La mission des médias n’est pas d’être le miroir flatteur du politique mais la loupe posée sur la pratique du pouvoir et sur la réalité quotidienne des êtres humains. La « crise politique » mainte fois rabâchée par ces mêmes médias tel un « marronnier » aurait dû depuis longtemps les conduire à l’auto-critique. Car c’est à travers eux que se diffusent en principe les opinions dans leur diversité, la connaissance des problèmes et les propositions de solutions.
« La mission des médias n’est pas d’être le miroir flatteur du politique mais la loupe posée sur la pratique du pouvoir et sur la réalité quotidienne des êtres humains »
En 2015, un groupe de professionnels a créé le collectif « Informer n’est pas un délit » pour œuvrer en faveur de la liberté de la presse écrite, audio-visuelle et en ligne et proposer des réformes. Pendant la dernière campagne présidentielle, il a tenté d’attirer l’attention des candidats autour de cinq priorités : la lutte contre la concentration des médias ; une meilleure protection législative du secret des sources ; la lutte contre les procédures abusives engagées contre des journalistes ; la création d’un délit de trafic d’influence relatif à l’information et le renforcement de l’indépendance des journalistes vis-à-vis des actionnaires ; la facilitation de l’accès aux documents publics pour tous.
Ces propositions détaillées[4]constitueraient en effet la première étape d’un salutaire « Grenelle » de la presse, pour peu que la formule si prisée ne dissimule la faiblesse des mesures. Il faudrait de toute façon aller plus loin encore en s’intéressant au mode de recrutement des journalistes et au système de formation qui enferme dans une logique de rendement.
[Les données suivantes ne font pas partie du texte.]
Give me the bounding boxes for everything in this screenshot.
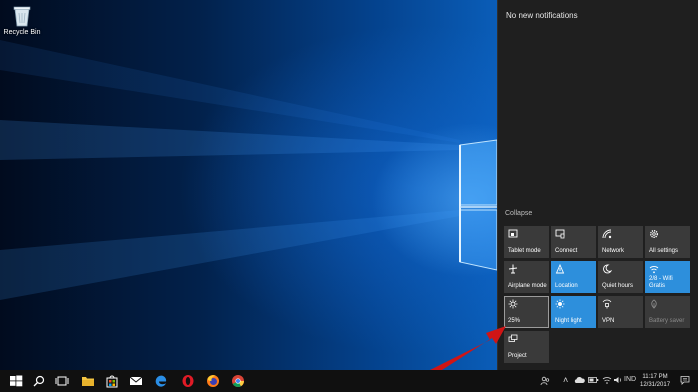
chrome-button[interactable] [230, 373, 246, 389]
vpn-icon [602, 299, 612, 309]
firefox-button[interactable] [205, 373, 221, 389]
action-center-icon[interactable] [680, 375, 690, 387]
tile-vpn[interactable]: VPN [598, 296, 643, 328]
store-button[interactable] [104, 373, 120, 389]
network-icon [602, 229, 612, 239]
chrome-icon [232, 375, 244, 388]
action-center-panel: No new notifications Collapse Tablet mod… [497, 0, 698, 370]
tile-label: VPN [602, 318, 615, 324]
tile-wifi[interactable]: 2/8 - Wifi Gratis [645, 261, 690, 293]
clock-date: 12/31/2017 [640, 382, 671, 388]
mail-button[interactable] [128, 373, 144, 389]
windows-logo-light-wallpaper [0, 40, 497, 300]
task-view-icon [55, 376, 69, 386]
tile-label: Tablet mode [508, 248, 541, 254]
recycle-bin-label: Recycle Bin [3, 29, 41, 36]
tile-network[interactable]: Network [598, 226, 643, 258]
tile-label: Location [555, 283, 578, 289]
tile-label: 2/8 - Wifi Gratis [649, 276, 673, 289]
edge-button[interactable] [153, 373, 169, 389]
chevron-up-icon[interactable]: ˄ [563, 375, 568, 385]
brightness-icon [508, 299, 518, 309]
tile-connect[interactable]: Connect [551, 226, 596, 258]
tile-quiet-hours[interactable]: Quiet hours [598, 261, 643, 293]
tile-label: All settings [649, 248, 679, 254]
wifi-tray-icon[interactable] [602, 376, 612, 386]
tile-battery-saver[interactable]: Battery saver [645, 296, 690, 328]
opera-icon [182, 375, 194, 387]
location-icon [555, 264, 565, 274]
onedrive-cloud-icon[interactable] [574, 376, 585, 386]
tile-night-light[interactable]: Night light [551, 296, 596, 328]
tile-location[interactable]: Location [551, 261, 596, 293]
tablet-mode-icon [508, 229, 518, 239]
firefox-icon [207, 375, 219, 387]
settings-gear-icon [649, 229, 659, 239]
collapse-link[interactable]: Collapse [505, 210, 532, 217]
wifi-icon [649, 264, 659, 274]
recycle-bin-icon [11, 4, 33, 28]
night-light-icon [555, 299, 565, 309]
tile-label: Connect [555, 248, 578, 254]
project-icon [508, 334, 518, 344]
recycle-bin-shortcut[interactable]: Recycle Bin [2, 4, 42, 36]
language-indicator[interactable]: IND [624, 376, 636, 383]
moon-icon [602, 264, 612, 274]
desktop-background: Recycle Bin [0, 0, 497, 370]
file-explorer-button[interactable] [80, 373, 96, 389]
start-button[interactable] [8, 373, 24, 389]
task-view-button[interactable] [54, 373, 70, 389]
volume-icon[interactable] [613, 376, 623, 386]
search-button[interactable] [31, 373, 47, 389]
search-icon [33, 375, 45, 387]
tile-brightness[interactable]: 25% [504, 296, 549, 328]
tile-tablet-mode[interactable]: Tablet mode [504, 226, 549, 258]
edge-icon [155, 375, 167, 387]
battery-saver-icon [649, 299, 659, 309]
folder-icon [82, 377, 94, 386]
notifications-status-text: No new notifications [506, 11, 578, 20]
tile-label: 25% [508, 318, 521, 324]
taskbar: ˄ IND 11:17 PM 12/31/2017 [0, 370, 698, 392]
connect-icon [555, 229, 565, 239]
people-icon[interactable] [540, 376, 550, 388]
tile-project[interactable]: Project [504, 331, 549, 363]
airplane-icon [508, 264, 518, 274]
tile-label: Night light [555, 318, 582, 324]
tile-label: Airplane mode [508, 283, 547, 289]
clock[interactable]: 11:17 PM 12/31/2017 [640, 373, 670, 389]
tile-all-settings[interactable]: All settings [645, 226, 690, 258]
tile-label: Network [602, 248, 625, 254]
mail-icon [129, 376, 143, 385]
battery-icon[interactable] [588, 376, 599, 386]
windows-logo-icon [10, 375, 23, 387]
tile-label: Battery saver [649, 318, 685, 324]
clock-time: 11:17 PM [642, 374, 668, 380]
store-bag-icon [106, 375, 118, 388]
tile-label: Quiet hours [602, 283, 634, 289]
tile-label: Project [508, 353, 527, 359]
opera-button[interactable] [180, 373, 196, 389]
tile-airplane-mode[interactable]: Airplane mode [504, 261, 549, 293]
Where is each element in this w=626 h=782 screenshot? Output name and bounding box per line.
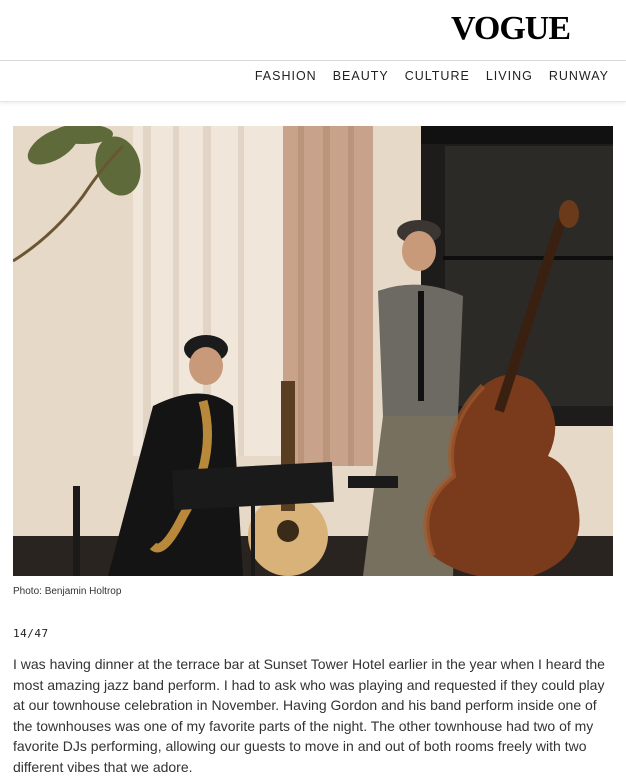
band-photo-illustration: [13, 126, 613, 576]
nav-item-fashion[interactable]: FASHION: [255, 69, 317, 83]
nav-items: FASHION BEAUTY CULTURE LIVING RUNWAY: [255, 69, 609, 83]
gallery-counter: 14/47: [13, 627, 49, 640]
nav-item-culture[interactable]: CULTURE: [405, 69, 470, 83]
photo-credit: Photo: Benjamin Holtrop: [13, 586, 122, 597]
main-nav: FASHION BEAUTY CULTURE LIVING RUNWAY: [0, 61, 626, 102]
article-photo[interactable]: [13, 126, 613, 576]
nav-item-beauty[interactable]: BEAUTY: [333, 69, 389, 83]
site-header: VOGUE: [0, 0, 626, 61]
nav-item-living[interactable]: LIVING: [486, 69, 533, 83]
nav-item-runway[interactable]: RUNWAY: [549, 69, 609, 83]
article-body: I was having dinner at the terrace bar a…: [13, 656, 605, 775]
vogue-logo[interactable]: VOGUE: [451, 10, 571, 48]
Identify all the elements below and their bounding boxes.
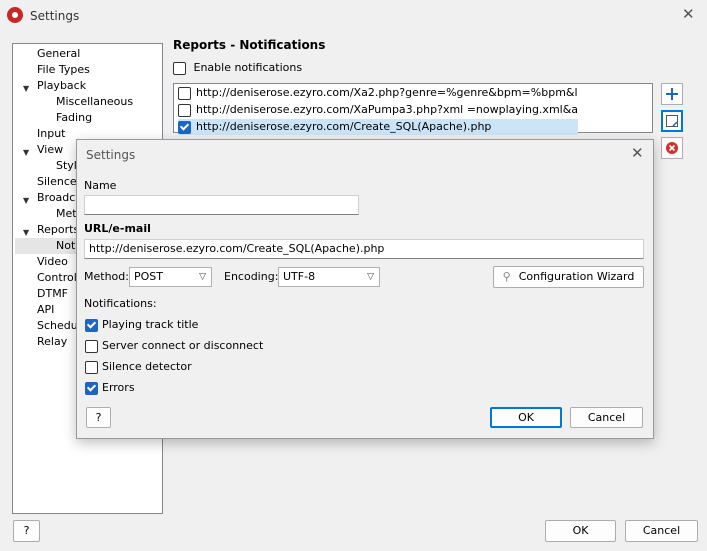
option-playing-track-title[interactable]: Playing track title xyxy=(85,318,198,332)
option-label: Server connect or disconnect xyxy=(102,339,264,352)
list-item-url: http://deniserose.ezyro.com/Create_SQL(A… xyxy=(196,120,492,133)
dialog-ok-button[interactable]: OK xyxy=(490,407,562,428)
dialog-close-icon[interactable]: ✕ xyxy=(631,144,644,162)
option-label: Silence detector xyxy=(102,360,192,373)
dialog-help-button[interactable]: ? xyxy=(86,407,111,428)
expand-arrow-icon[interactable]: ▼ xyxy=(23,196,29,205)
edit-button[interactable] xyxy=(661,110,683,132)
item-checkbox[interactable] xyxy=(178,103,191,117)
tree-item-api[interactable]: API xyxy=(37,302,54,318)
remove-icon xyxy=(666,142,678,154)
method-label: Method: xyxy=(84,270,129,283)
expand-arrow-icon[interactable]: ▼ xyxy=(23,148,29,157)
item-checkbox[interactable] xyxy=(178,86,191,100)
option-label: Errors xyxy=(102,381,135,394)
list-item-url: http://deniserose.ezyro.com/XaPumpa3.php… xyxy=(196,103,578,116)
app-icon xyxy=(7,7,23,23)
tree-item-reports[interactable]: Reports xyxy=(37,222,79,238)
notifications-label: Notifications: xyxy=(84,297,157,310)
list-item-url: http://deniserose.ezyro.com/Xa2.php?genr… xyxy=(196,86,578,99)
expand-arrow-icon[interactable]: ▼ xyxy=(23,84,29,93)
cancel-button[interactable]: Cancel xyxy=(625,520,698,542)
item-checkbox[interactable] xyxy=(178,120,191,134)
encoding-select[interactable]: UTF-8 ▽ xyxy=(278,267,380,287)
tree-item-video[interactable]: Video xyxy=(37,254,68,270)
tree-item-view[interactable]: View xyxy=(37,142,63,158)
plus-icon xyxy=(666,88,678,100)
notification-dialog: Settings ✕ Name URL/e-mail http://denise… xyxy=(76,139,654,439)
chevron-down-icon: ▽ xyxy=(199,272,206,282)
enable-notifications-label: Enable notifications xyxy=(193,61,303,74)
name-input[interactable] xyxy=(84,195,359,215)
configuration-wizard-label: Configuration Wizard xyxy=(518,270,635,283)
name-label: Name xyxy=(84,179,117,192)
remove-button[interactable] xyxy=(661,137,683,159)
checkbox-box[interactable] xyxy=(173,61,186,75)
option-errors[interactable]: Errors xyxy=(85,381,135,395)
method-select[interactable]: POST ▽ xyxy=(129,267,212,287)
wand-icon: ⚲ xyxy=(502,270,511,283)
help-button[interactable]: ? xyxy=(13,520,40,542)
method-value: POST xyxy=(134,270,163,283)
list-item[interactable]: http://deniserose.ezyro.com/Create_SQL(A… xyxy=(178,119,578,135)
edit-icon xyxy=(666,115,678,127)
checkbox-box[interactable] xyxy=(85,339,98,353)
tree-item-fading[interactable]: Fading xyxy=(56,110,92,126)
checkbox-box[interactable] xyxy=(85,360,98,374)
tree-item-dtmf[interactable]: DTMF xyxy=(37,286,68,302)
option-server-connect[interactable]: Server connect or disconnect xyxy=(85,339,263,353)
url-list[interactable]: http://deniserose.ezyro.com/Xa2.php?genr… xyxy=(173,83,653,135)
ok-button[interactable]: OK xyxy=(545,520,616,542)
list-item[interactable]: http://deniserose.ezyro.com/XaPumpa3.php… xyxy=(178,102,578,118)
close-icon[interactable]: ✕ xyxy=(682,5,695,23)
expand-arrow-icon[interactable]: ▼ xyxy=(23,228,29,237)
option-label: Playing track title xyxy=(102,318,199,331)
dialog-title: Settings xyxy=(86,148,136,162)
encoding-value: UTF-8 xyxy=(283,270,316,283)
list-item[interactable]: http://deniserose.ezyro.com/Xa2.php?genr… xyxy=(178,85,578,101)
tree-item-relay[interactable]: Relay xyxy=(37,334,67,350)
option-silence-detector[interactable]: Silence detector xyxy=(85,360,192,374)
url-label: URL/e-mail xyxy=(84,222,151,235)
checkbox-box[interactable] xyxy=(85,318,98,332)
enable-notifications-checkbox[interactable]: Enable notifications xyxy=(173,61,302,75)
tree-item-styles[interactable]: Styl xyxy=(56,158,77,174)
add-button[interactable] xyxy=(661,83,683,105)
chevron-down-icon: ▽ xyxy=(367,272,374,282)
url-input[interactable]: http://deniserose.ezyro.com/Create_SQL(A… xyxy=(84,239,644,259)
tree-item-miscellaneous[interactable]: Miscellaneous xyxy=(56,94,133,110)
tree-item-input[interactable]: Input xyxy=(37,126,65,142)
encoding-label: Encoding: xyxy=(224,270,279,283)
tree-item-file-types[interactable]: File Types xyxy=(37,62,90,78)
tree-item-general[interactable]: General xyxy=(37,46,80,62)
tree-item-playback[interactable]: Playback xyxy=(37,78,86,94)
page-title: Reports - Notifications xyxy=(173,38,326,52)
checkbox-box[interactable] xyxy=(85,381,98,395)
configuration-wizard-button[interactable]: ⚲ Configuration Wizard xyxy=(493,266,644,288)
window-title: Settings xyxy=(30,9,80,23)
dialog-cancel-button[interactable]: Cancel xyxy=(570,407,643,428)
Il faudrait surtout, et c’est là le défi le plus difficile, rompre avec une pensée unique qui, dans les principaux médias publics et privés, ne laisse aucun autre horizon socio-économique que la mondialisation, la société de consommation, la construction européenne et le néolibéralisme.
Le problème est culturel, donc profond. Seules une prise de conscience générale et de nouvelles générations de journalistes pourront redorer à moyen terme le blason de la presse, remise à sa juste place : au service de la démocratie. Et servir la démocratie n’est pas servir le pouvoir légal ; qu’on se le dise !
Notes :
[1] Serge Halimi, Les Nouveaux chiens de garde, Éd. Raisons d’Agir, 2005, 155 pages.
[2] Alexandre Boudet, « Invité à manger chez François de Rugy, Jean-Michel Aphatie regrette d’y être allé », huffingtonpost.fr, 10 juillet 2019.
[3] Enquête menée par le Reuters Institute, l’Université d’Oxford et YouGov, Digital news report 2019, juin 2019. La France évolue très en-deçà de la moyenne générale, qui se situe à un niveau de 42 % de confiance.
[4] Voir le site du collectif, notamment l’article suivant : « Liberté, égalité, informés : les propositions », 5 avril 2017.